Ici New York
Cette semaine dans sa chronique Ici New York, Clarisse Lacarrau, planneur stratégique, perce le secret de la vraie force des Américains. La créativité? La capacité à innover? L’art du storytelling? Vous n’y êtes pas: les Américains sont les meilleurs vendeurs du monde.

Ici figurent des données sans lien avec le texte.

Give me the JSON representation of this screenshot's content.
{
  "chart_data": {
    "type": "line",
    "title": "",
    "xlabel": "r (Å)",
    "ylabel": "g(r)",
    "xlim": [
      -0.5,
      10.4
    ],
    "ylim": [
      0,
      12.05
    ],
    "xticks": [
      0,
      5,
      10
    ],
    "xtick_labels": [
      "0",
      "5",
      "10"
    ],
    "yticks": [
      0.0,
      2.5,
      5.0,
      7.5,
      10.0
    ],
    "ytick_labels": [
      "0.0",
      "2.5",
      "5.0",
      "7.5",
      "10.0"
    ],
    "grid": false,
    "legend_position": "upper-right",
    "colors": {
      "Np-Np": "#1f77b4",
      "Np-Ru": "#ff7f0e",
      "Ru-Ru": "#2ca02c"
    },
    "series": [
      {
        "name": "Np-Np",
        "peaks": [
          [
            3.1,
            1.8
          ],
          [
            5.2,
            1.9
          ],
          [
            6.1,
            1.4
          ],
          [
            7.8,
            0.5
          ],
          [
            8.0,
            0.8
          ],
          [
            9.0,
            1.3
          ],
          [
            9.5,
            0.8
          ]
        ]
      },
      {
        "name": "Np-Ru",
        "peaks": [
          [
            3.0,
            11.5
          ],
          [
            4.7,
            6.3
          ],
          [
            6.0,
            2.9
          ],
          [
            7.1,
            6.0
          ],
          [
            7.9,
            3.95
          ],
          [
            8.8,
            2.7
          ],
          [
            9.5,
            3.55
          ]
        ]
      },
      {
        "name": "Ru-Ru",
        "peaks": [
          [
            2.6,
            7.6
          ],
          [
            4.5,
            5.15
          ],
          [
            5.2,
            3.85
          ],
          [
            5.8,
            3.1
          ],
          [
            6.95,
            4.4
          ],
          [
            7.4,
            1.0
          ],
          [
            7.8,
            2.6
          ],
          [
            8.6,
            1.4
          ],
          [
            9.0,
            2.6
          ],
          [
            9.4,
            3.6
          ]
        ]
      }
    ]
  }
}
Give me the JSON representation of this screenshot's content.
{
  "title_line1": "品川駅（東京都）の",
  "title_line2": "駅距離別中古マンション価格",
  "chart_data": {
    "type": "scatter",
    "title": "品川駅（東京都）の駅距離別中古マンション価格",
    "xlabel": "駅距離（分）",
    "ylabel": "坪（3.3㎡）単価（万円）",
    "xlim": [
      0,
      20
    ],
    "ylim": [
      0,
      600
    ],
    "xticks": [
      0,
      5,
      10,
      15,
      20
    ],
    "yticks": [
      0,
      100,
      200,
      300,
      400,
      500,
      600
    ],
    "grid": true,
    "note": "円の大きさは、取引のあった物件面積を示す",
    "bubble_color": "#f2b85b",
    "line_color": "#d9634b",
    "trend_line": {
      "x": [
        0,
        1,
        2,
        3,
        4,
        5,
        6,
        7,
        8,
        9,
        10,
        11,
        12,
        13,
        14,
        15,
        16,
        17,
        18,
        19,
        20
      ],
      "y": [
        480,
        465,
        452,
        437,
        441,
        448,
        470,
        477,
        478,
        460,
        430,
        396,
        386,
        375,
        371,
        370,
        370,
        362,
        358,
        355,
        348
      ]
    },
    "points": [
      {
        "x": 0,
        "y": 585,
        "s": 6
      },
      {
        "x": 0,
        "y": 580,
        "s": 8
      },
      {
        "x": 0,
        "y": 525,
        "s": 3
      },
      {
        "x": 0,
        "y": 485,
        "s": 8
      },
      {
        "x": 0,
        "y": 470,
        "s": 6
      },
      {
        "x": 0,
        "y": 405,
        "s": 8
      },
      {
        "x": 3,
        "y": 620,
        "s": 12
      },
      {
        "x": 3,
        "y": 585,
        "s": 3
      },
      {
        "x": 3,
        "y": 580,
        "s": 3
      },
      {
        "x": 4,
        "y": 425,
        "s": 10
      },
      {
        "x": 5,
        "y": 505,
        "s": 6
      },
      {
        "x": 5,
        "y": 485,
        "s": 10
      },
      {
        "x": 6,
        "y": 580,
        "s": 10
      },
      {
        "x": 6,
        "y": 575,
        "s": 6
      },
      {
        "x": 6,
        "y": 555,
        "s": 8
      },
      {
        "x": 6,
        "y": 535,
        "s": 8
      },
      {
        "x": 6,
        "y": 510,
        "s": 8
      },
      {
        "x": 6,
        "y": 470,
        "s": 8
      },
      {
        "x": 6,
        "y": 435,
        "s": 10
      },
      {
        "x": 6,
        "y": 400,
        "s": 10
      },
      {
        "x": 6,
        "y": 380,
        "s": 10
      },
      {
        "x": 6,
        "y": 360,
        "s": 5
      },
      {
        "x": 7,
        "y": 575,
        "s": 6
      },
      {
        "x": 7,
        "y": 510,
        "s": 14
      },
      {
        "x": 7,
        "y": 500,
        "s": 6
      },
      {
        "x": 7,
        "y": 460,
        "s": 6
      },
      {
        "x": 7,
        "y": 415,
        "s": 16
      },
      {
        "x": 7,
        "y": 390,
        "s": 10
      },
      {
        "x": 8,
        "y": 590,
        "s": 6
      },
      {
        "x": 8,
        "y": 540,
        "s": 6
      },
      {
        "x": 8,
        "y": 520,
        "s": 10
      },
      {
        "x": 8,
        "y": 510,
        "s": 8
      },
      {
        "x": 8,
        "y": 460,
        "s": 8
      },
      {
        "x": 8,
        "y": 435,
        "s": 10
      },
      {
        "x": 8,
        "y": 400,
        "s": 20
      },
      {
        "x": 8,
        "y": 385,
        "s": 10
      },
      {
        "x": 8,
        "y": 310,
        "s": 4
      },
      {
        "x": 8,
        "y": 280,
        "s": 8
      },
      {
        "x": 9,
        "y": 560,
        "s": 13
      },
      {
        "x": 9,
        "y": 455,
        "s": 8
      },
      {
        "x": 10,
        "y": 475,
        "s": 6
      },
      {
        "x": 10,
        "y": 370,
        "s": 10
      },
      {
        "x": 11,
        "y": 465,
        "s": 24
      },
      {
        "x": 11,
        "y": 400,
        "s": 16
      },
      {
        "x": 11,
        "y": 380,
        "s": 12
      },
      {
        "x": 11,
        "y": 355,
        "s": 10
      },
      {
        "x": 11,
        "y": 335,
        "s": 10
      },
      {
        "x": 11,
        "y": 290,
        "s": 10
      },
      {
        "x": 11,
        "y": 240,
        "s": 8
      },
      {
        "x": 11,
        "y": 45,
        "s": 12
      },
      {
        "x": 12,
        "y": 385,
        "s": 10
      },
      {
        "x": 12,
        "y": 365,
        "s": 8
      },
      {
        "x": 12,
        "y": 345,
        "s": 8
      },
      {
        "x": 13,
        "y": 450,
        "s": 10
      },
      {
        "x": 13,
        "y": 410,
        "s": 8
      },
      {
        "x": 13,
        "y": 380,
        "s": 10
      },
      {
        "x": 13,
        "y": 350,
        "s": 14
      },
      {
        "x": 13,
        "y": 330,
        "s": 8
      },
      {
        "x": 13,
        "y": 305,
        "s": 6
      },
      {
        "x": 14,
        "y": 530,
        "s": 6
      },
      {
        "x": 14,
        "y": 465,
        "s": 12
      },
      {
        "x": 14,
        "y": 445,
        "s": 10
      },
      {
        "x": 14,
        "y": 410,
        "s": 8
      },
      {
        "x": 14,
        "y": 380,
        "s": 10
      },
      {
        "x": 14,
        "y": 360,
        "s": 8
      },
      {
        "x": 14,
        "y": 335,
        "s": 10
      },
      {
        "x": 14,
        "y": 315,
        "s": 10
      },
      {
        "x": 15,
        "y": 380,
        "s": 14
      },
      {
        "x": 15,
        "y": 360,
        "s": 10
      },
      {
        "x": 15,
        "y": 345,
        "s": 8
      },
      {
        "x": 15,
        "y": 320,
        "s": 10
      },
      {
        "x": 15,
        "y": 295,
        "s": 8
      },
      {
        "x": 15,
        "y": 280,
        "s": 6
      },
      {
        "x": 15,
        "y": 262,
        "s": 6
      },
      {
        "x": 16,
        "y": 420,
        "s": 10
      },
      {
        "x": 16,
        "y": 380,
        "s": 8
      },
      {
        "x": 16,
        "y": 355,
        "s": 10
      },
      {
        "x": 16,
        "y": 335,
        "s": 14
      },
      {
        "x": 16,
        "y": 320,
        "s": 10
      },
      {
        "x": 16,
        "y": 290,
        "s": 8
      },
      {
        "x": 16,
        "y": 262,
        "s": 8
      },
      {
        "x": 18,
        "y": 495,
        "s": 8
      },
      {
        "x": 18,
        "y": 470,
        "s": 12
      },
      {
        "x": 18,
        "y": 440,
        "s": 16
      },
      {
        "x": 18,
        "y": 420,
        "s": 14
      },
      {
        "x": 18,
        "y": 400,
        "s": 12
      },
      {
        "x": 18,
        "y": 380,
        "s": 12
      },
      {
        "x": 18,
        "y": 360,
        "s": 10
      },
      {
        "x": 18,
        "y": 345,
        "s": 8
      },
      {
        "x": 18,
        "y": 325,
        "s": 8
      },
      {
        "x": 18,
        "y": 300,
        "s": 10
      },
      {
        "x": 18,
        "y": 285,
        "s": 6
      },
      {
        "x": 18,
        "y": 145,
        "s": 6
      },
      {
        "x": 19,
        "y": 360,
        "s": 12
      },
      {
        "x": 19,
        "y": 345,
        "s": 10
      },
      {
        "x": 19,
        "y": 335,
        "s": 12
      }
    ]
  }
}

Aux Etats-Unis, on se retrouve vite fait avec une grosse liasse de billets verts dans les poches. Au début, on trouve ça marrant et on a l’impression d’être riche, mais après ça commence à être sacrement encombrant – il y en a partout, aucun porte-monnaie ne contient ces bouts de papiers – et puis petit à petit on finit par trouver ça quasi-maléfique. Car cette masse de billets fous brûlent les doigts et sortent de vos poches comme des petites papillons autonomes. Ce n’est pas tant que l’Amérique vous transforme en consommateur fou et inconscient, c’est qu’il est impossible de savoir quand vous entrez dans un magasin, même avec la ferme intention de résister, de savoir combien vous allez dépenser.

 

Le prix est impalpable, comme l’argent. Volatile, changeant, en constant mouvement, découpé pour être rendu illisible, il vous met dans cet étrange état entre frénésie et panique qui vous fait autant croire que vous allez faire une affaire, en rater une ou que vous êtes totalement entrain de vous faire avoir. Concrètement, on vous annonce un prix auquel s’ajoutent des taxes qui changent selon les Etats, puis, selon, vous pouvez vous retrouver à y ajouter un pourboire (qui oscille entre 18% et 20%) ; que vous achetiez un pull, une voiture ou une bouteille, selon le service qui a enrobé l’achat eh bien, vous vous retrouvez à toujours lâcher plus que prévu alors que depuis le début le vendeur et l’acheteur ne parlent que du prix de base comme si c’était le sujet.

 

Cela peut créer des situations assez douloureuses pour un Européen – surtout au début. Cela vous fait passer soit pour un malotru offusqué après avoir eu la désagréable sensation de s’être fait avoir, soit pour un enfant de 4 ans en train d’essayer de reconstituer une équation improbable dont les inconnues le resteraient pour toujours et surtout ne seraient jamais communiquées à celui qui achète.

 

C’est en commençant à réfléchir à cela que j’ai réalisé que la force des Américains, ce n’était pas la créativité, la capacité à innover ou même l’art du storytelling. Non ! Les Américains sont les meilleurs vendeurs du monde. Ils savent découper un prix pour vous le rendre envisageable, créer une interface fluide et légère au moment où l’on parle de ça, inventer des mots compliqués qui ont néanmoins l’air sympathiques, et vous faire tous les crédits à base de multiples pourcentages qui fait que vous repartez de chez le concessionnaire avec un pick-up quand vous vouliez une pauvre berline. (Sans parler de l’assurance qu’on avait oubliée mais ce n’est pas grave parce que son meilleur pote Igor est assureur, tiens, d’ailleurs il peut l’appeler là maintenant, y a qu’à filer son numéro de CB.) Les meilleurs vendeurs : des subprimes au tupperwares, il en fallait du talent pour vendre ça. Et de la confusion pour l’acheter aussi.

 

Et tout, autour de l’argent, est organisé ainsi, pour créer de la fluidité, de l’achat spontané, faire comme s’il fallait dépenser maintenant, là, tout de suite. C’est probablement pour cette raison qu’aux Etats-Unis vous êtes payé toutes les deux semaines. Comme ça, on ne vous laisse pas le temps de regarder votre argent dans le blanc des yeux ou de lorgner cette dernière paire de chaussures au point de vous en dégoûter en attendant de pouvoir l’acheter. Aux Amériques, si vous la voulez, on trouvera bien un moyen de vous la faire acheter, cette magnifique paire de pompes inutiles.

 

Ça paraît rien mais en dit long sur le rapport au temps et à l’argent. Et quand on sait que le temps c’est l’argent, eh bien ici, c’est plutôt une compression du temps et une dilatation du prix qui fait l’argent. De quoi vous donner le tournis ou la nausée, on ne sait plus trop à la fin… Money is a drug.